In 1935, the musical comedy 1066 – and all that: A Musical Comedy based on that Memorable History by Sellar and Yeatman was produced. The book and lyrics were by Reginald Arkell; the music was composed by Alfred Reynolds.[6] It was revived at the Palace Theatre, London, in 1945.
1066 and All That inspired Paul Manning's 1984 and All That, dealing with the subsequent history of Britain and the rest of the world up to 1984, and written in the same style, with similar prose, illustrations and tests. ("What caused the Wall Street Crash? Speculate wildly.") The title references George Orwell's Nineteen Eighty-Four.

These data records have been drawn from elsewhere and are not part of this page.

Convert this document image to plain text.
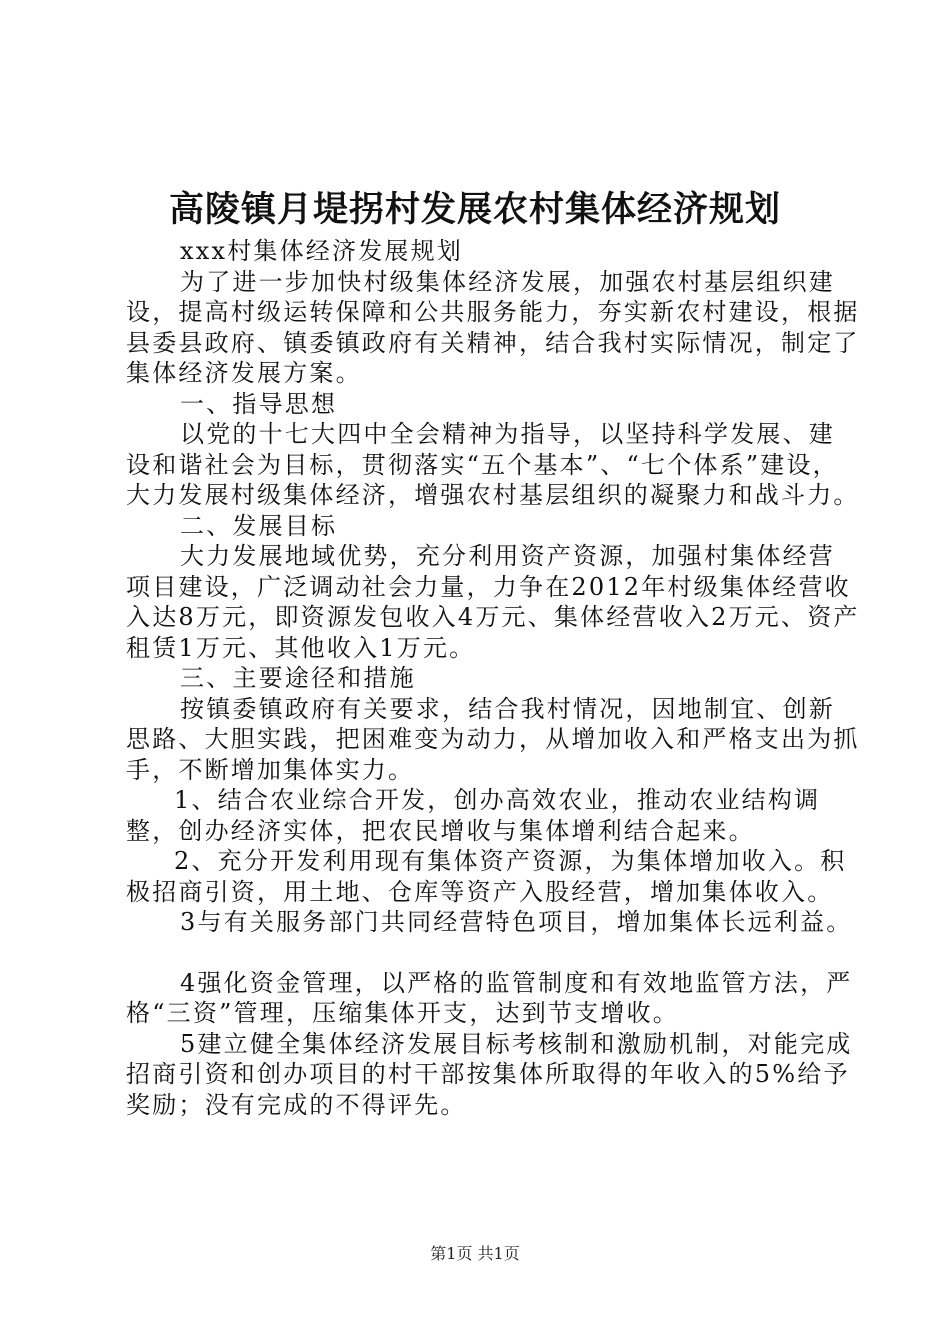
高陵镇月堤拐村发展农村集体经济规划

xxx村集体经济发展规划

为了进一步加快村级集体经济发展，加强农村基层组织建设，提高村级运转保障和公共服务能力，夯实新农村建设，根据县委县政府、镇委镇政府有关精神，结合我村实际情况，制定了集体经济发展方案。

一、指导思想

以党的十七大四中全会精神为指导，以坚持科学发展、建设和谐社会为目标，贯彻落实“五个基本”、“七个体系”建设，大力发展村级集体经济，增强农村基层组织的凝聚力和战斗力。

二、发展目标

大力发展地域优势，充分利用资产资源，加强村集体经营项目建设，广泛调动社会力量，力争在2012年村级集体经营收入达8万元，即资源发包收入4万元、集体经营收入2万元、资产租赁1万元、其他收入1万元。

三、主要途径和措施

按镇委镇政府有关要求，结合我村情况，因地制宜、创新思路、大胆实践，把困难变为动力，从增加收入和严格支出为抓手，不断增加集体实力。

1、结合农业综合开发，创办高效农业，推动农业结构调整，创办经济实体，把农民增收与集体增利结合起来。

2、充分开发利用现有集体资产资源，为集体增加收入。积极招商引资，用土地、仓库等资产入股经营，增加集体收入。

3与有关服务部门共同经营特色项目，增加集体长远利益。

4强化资金管理，以严格的监管制度和有效地监管方法，严格“三资”管理，压缩集体开支，达到节支增收。

5建立健全集体经济发展目标考核制和激励机制，对能完成招商引资和创办项目的村干部按集体所取得的年收入的5%给予奖励；没有完成的不得评先。

第1页 共1页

Ned Sherrin and Neil Shand wrote a sequel 1956 and All That,[7] with the subtitle a memorable history of England since the war to end all wars (Two).
In 2005 Craig Brown released 1966 and All That, which copied the book's style (including elements like the end of chapter tests), recounting the remainder of the 20th century. In 2006 the book was adapted for BBC Radio 4 in four parts.
Richard Armour's book It All Started With Columbus (1953, revised 1961) treats the history of the United States, from 1492 to the presidency of John Fitzgerald Kennedy, in a manner that owes a great deal to Sellar and Yeatman ("Ferdinand and Isabella refused to believe the world was round, even when Columbus showed them an egg"). Acknowledging the debt, Armour dedicated his book to Sellar and Yeatman.
Dave Barry's 1989 book Dave Barry Slept Here: A Sort of History of the United States is another treatment of American history reminiscent of 1066 and All That, though Sellar and Yeatman are not acknowledged. ("The first major president to be elected after the War of 1812 was President Monroe Doctrine, who became famous by developing the policy for which he is named.")
Matthew Sturgis' book 1992 and All This (Macmillan, 1991) is a "humorous look at Europe in preparation for 1992 when Britain officially becomes part of the Continent. Much of the humour focuses on the differences between the British and the Europeans."[8]